Jim Kelley

Crews reach downed plane
WEEKEND CRASH: Priest's body will be flown to Anchorage.

By Rachel D'oro, ADN March 26, 2002
Jim Kelley

Crews worked Monday to recover the body of a 73-year-old Catholic priest killed in a weekend plane crash in Southwest Alaska.

The Rev. Jim Kelley was the only person in a Piper Cherokee that slammed into a mountain southwest of the village of Manokotak during bad weather Saturday. He had left Dillingham that morning to deliver Palm Sunday Masses in villages around the Bristol Bay region.

"He was one of the finest priests we had. And I would think if he had a say in how he could go home to the Lord, this would be it," said Archbishop Roger Schwietz. "He was doing the two things he loved best: ministering to the people and flying."

Kelley was one of two priests who fly to parishes and missions in the 160,000-square-mile Anchorage Archdiocese. He had been based for the past 11 years at the Holy Rosary church in Dillingham.

Blowing snow and fog Saturday and Sunday hampered recovery efforts. Poor visibility forced the grounding of search helicopters operated by the U.S. Coast Guard and Alaska National Guard.

Late Sunday morning, a volunteer ground searcher from Manokotak, 25 miles southwest of Dillingham, reached the wreckage at 1,100 feet on Tuklung Mountain.

The searcher found the plane upside down on a saddle of the mountain.
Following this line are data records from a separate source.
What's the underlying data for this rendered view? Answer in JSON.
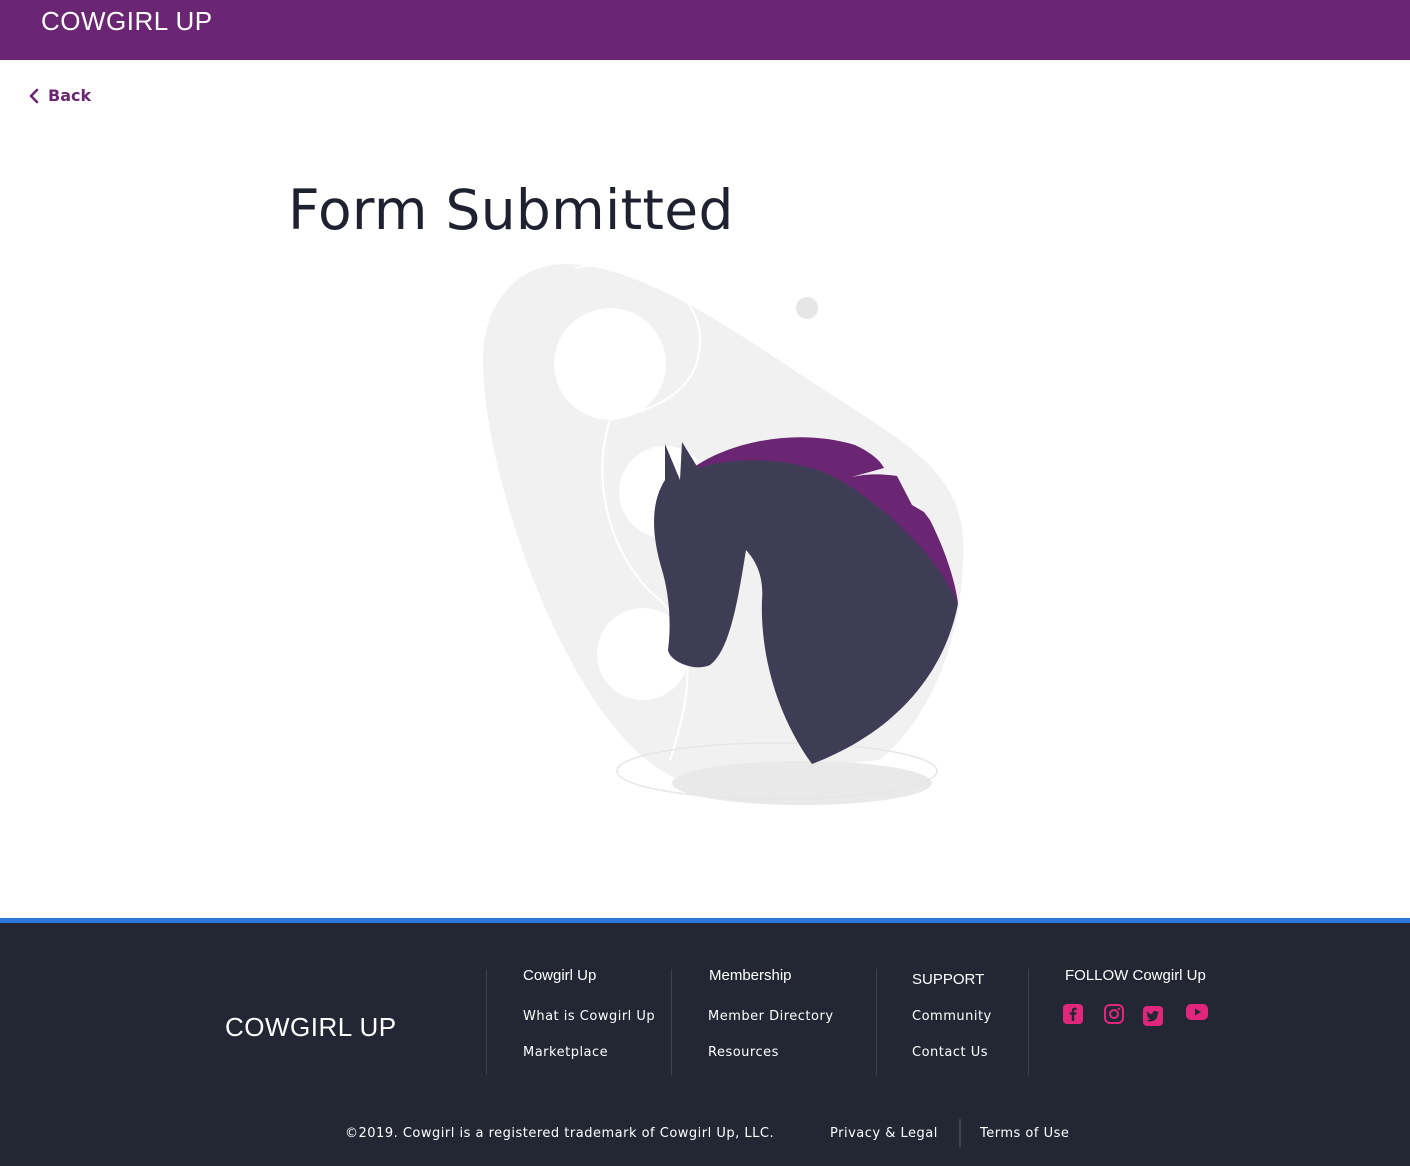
{
  "header": {
    "brand": "COWGIRL UP"
  },
  "nav": {
    "back_label": "Back"
  },
  "main": {
    "title": "Form Submitted"
  },
  "footer": {
    "brand": "COWGIRL UP",
    "columns": [
      {
        "heading": "Cowgirl Up",
        "links": [
          "What is Cowgirl Up",
          "Marketplace"
        ]
      },
      {
        "heading": "Membership",
        "links": [
          "Member Directory",
          "Resources"
        ]
      },
      {
        "heading": "SUPPORT",
        "links": [
          "Community",
          "Contact Us"
        ]
      }
    ],
    "follow_heading": "FOLLOW Cowgirl Up",
    "social": [
      "facebook-icon",
      "instagram-icon",
      "twitter-icon",
      "youtube-icon"
    ],
    "copyright": "©2019. Cowgirl is a registered trademark of Cowgirl Up, LLC.",
    "legal_links": [
      "Privacy & Legal",
      "Terms of Use"
    ]
  },
  "colors": {
    "brand_purple": "#6b2673",
    "footer_bg": "#222733",
    "footer_accent": "#2f77d6",
    "social_pink": "#e0277d",
    "horse": "#3f3d56"
  }
}
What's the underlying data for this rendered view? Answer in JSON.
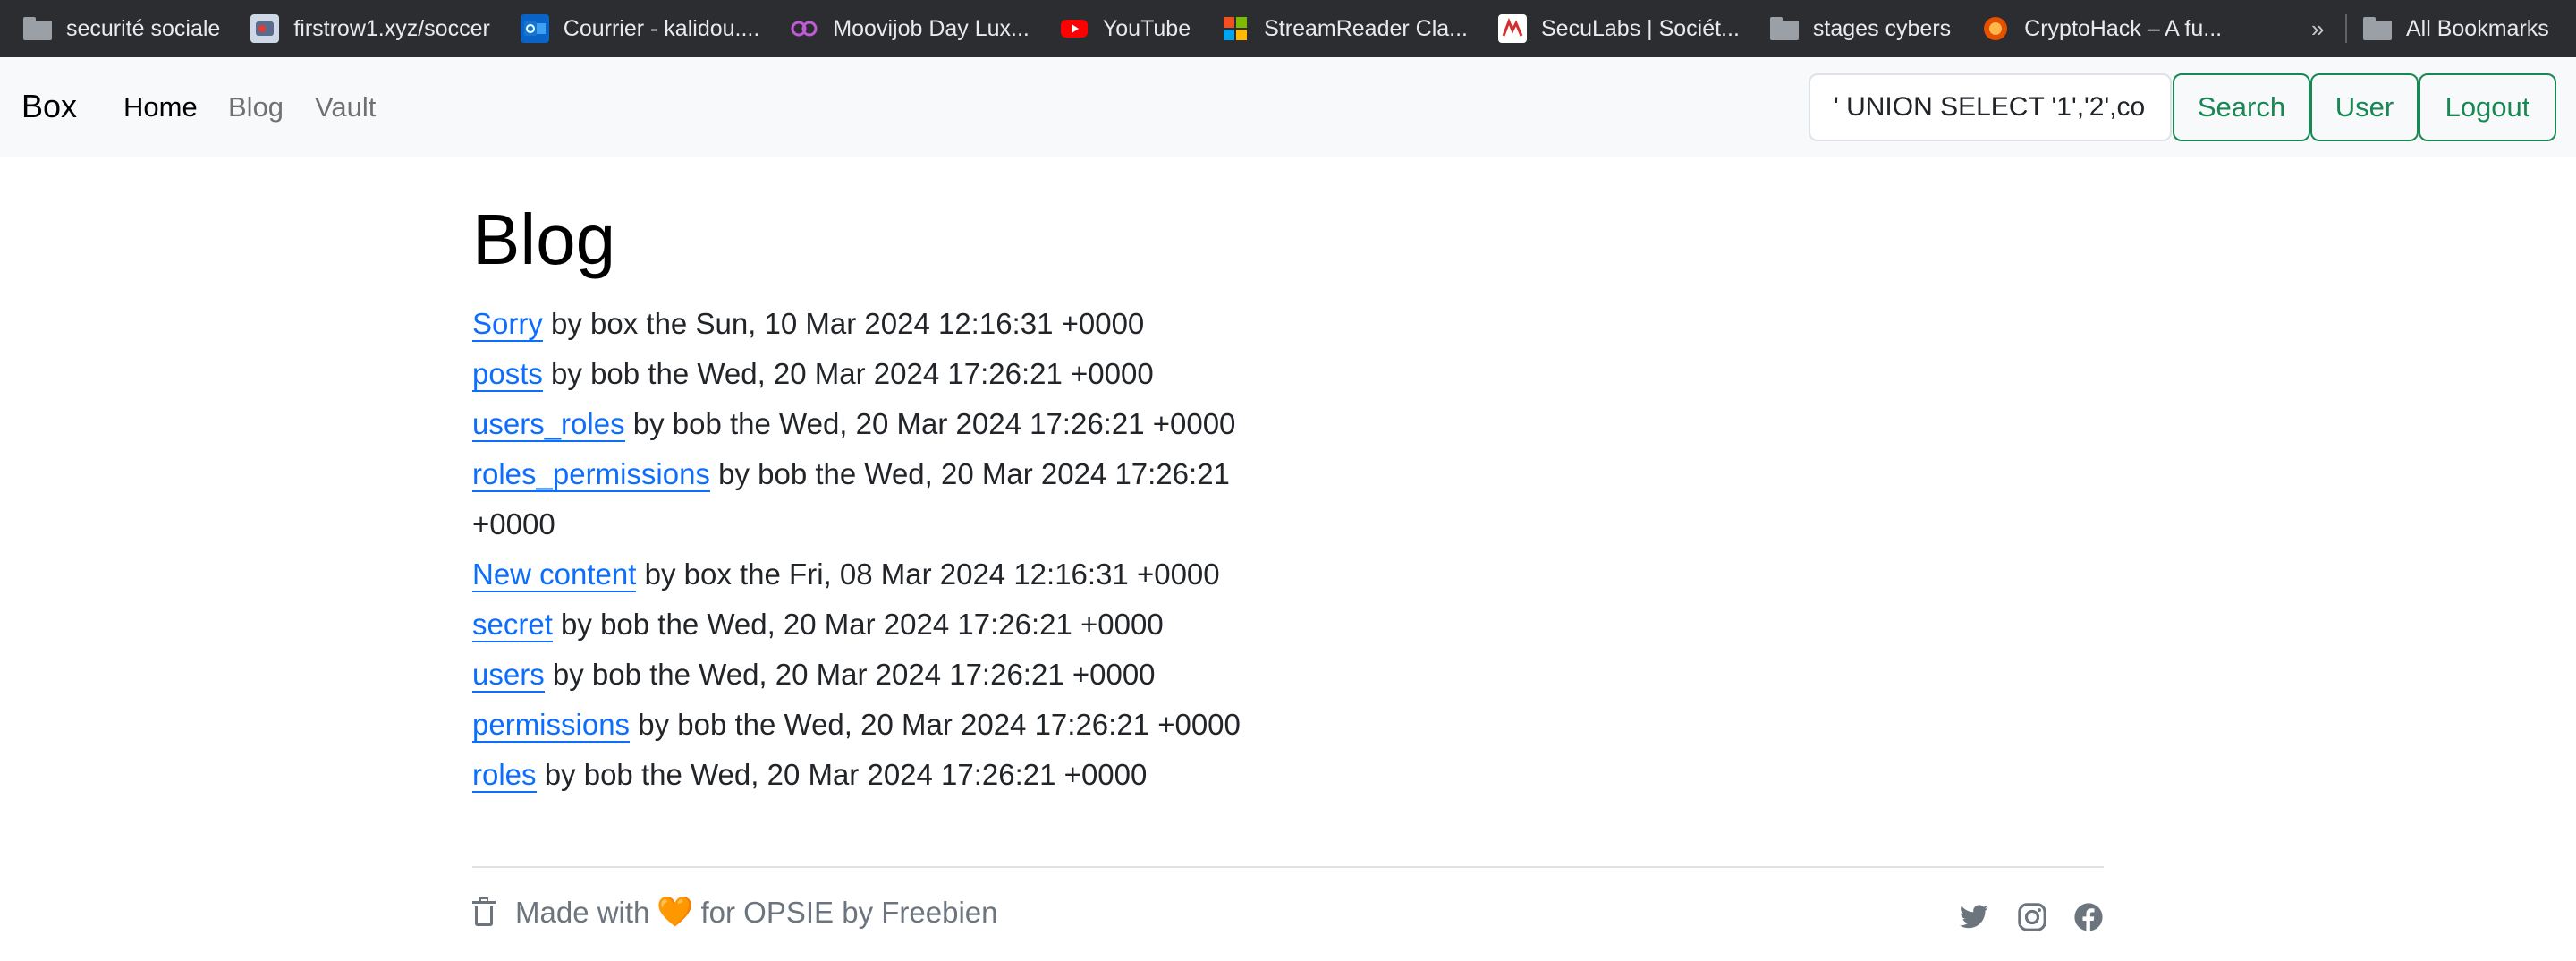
{
  "bookmarks": [
    {
      "label": "securité sociale",
      "icon": "folder-icon"
    },
    {
      "label": "firstrow1.xyz/soccer",
      "icon": "site-favicon"
    },
    {
      "label": "Courrier - kalidou....",
      "icon": "outlook-icon"
    },
    {
      "label": "Moovijob Day Lux...",
      "icon": "moovijob-icon"
    },
    {
      "label": "YouTube",
      "icon": "youtube-icon"
    },
    {
      "label": "StreamReader Cla...",
      "icon": "microsoft-icon"
    },
    {
      "label": "SecuLabs | Sociét...",
      "icon": "seculabs-icon"
    },
    {
      "label": "stages cybers",
      "icon": "folder-icon"
    },
    {
      "label": "CryptoHack – A fu...",
      "icon": "cryptohack-icon"
    }
  ],
  "bookmarks_more": "»",
  "bookmarks_all": "All Bookmarks",
  "navbar": {
    "brand": "Box",
    "links": [
      "Home",
      "Blog",
      "Vault"
    ],
    "search_value": "' UNION SELECT '1','2',co",
    "search_button": "Search",
    "user_button": "User",
    "logout_button": "Logout"
  },
  "page": {
    "title": "Blog",
    "posts": [
      {
        "title": "Sorry",
        "meta": "by box the Sun, 10 Mar 2024 12:16:31 +0000"
      },
      {
        "title": "posts",
        "meta": "by bob the Wed, 20 Mar 2024 17:26:21 +0000"
      },
      {
        "title": "users_roles",
        "meta": "by bob the Wed, 20 Mar 2024 17:26:21 +0000"
      },
      {
        "title": "roles_permissions",
        "meta": "by bob the Wed, 20 Mar 2024 17:26:21 +0000"
      },
      {
        "title": "New content",
        "meta": "by box the Fri, 08 Mar 2024 12:16:31 +0000"
      },
      {
        "title": "secret",
        "meta": "by bob the Wed, 20 Mar 2024 17:26:21 +0000"
      },
      {
        "title": "users",
        "meta": "by bob the Wed, 20 Mar 2024 17:26:21 +0000"
      },
      {
        "title": "permissions",
        "meta": "by bob the Wed, 20 Mar 2024 17:26:21 +0000"
      },
      {
        "title": "roles",
        "meta": "by bob the Wed, 20 Mar 2024 17:26:21 +0000"
      }
    ]
  },
  "footer": {
    "made_with": "Made with",
    "heart": "🧡",
    "credit": "for OPSIE by Freebien",
    "social": [
      "twitter-icon",
      "instagram-icon",
      "facebook-icon"
    ]
  },
  "colors": {
    "link": "#0d6efd",
    "button_outline": "#198754",
    "bookmarks_bg": "#2b2d31",
    "navbar_bg": "#f8f9fa"
  }
}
The plane's wings and landing gear were torn off, said Henry Strub, a pilot and president of the parish council of Holy Rosary.

The searcher pounded on the fuselage but heard no answer, Strub said. With the plane upside down, it was impossible to see inside the windows, he said.

The searcher went for help but search teams were unable to find the site again because of the harsh weather, Alaska State Troopers said.

Crews reached the site Monday morning after the weather cleared.

Kelley's body would be flown to Anchorage for an autopsy, said Brother Charles McBride, spokesman for the archdiocese.

A funeral was planned for April 2 in Dillingham, and a memorial Mass is scheduled for April 3 in Anchorage.

Kelley was remembered as an experienced pilot who flew about 500 hours a year in his ministry to 23 villages from Bristol Bay to the Aleutian Islands. Kelley, a Massachusetts native and a retired U.S. Navy chaplain, had been flying for nearly four decades, Strub said.

"Nothing in this flight would have been above his ability as a pilot," Strub said.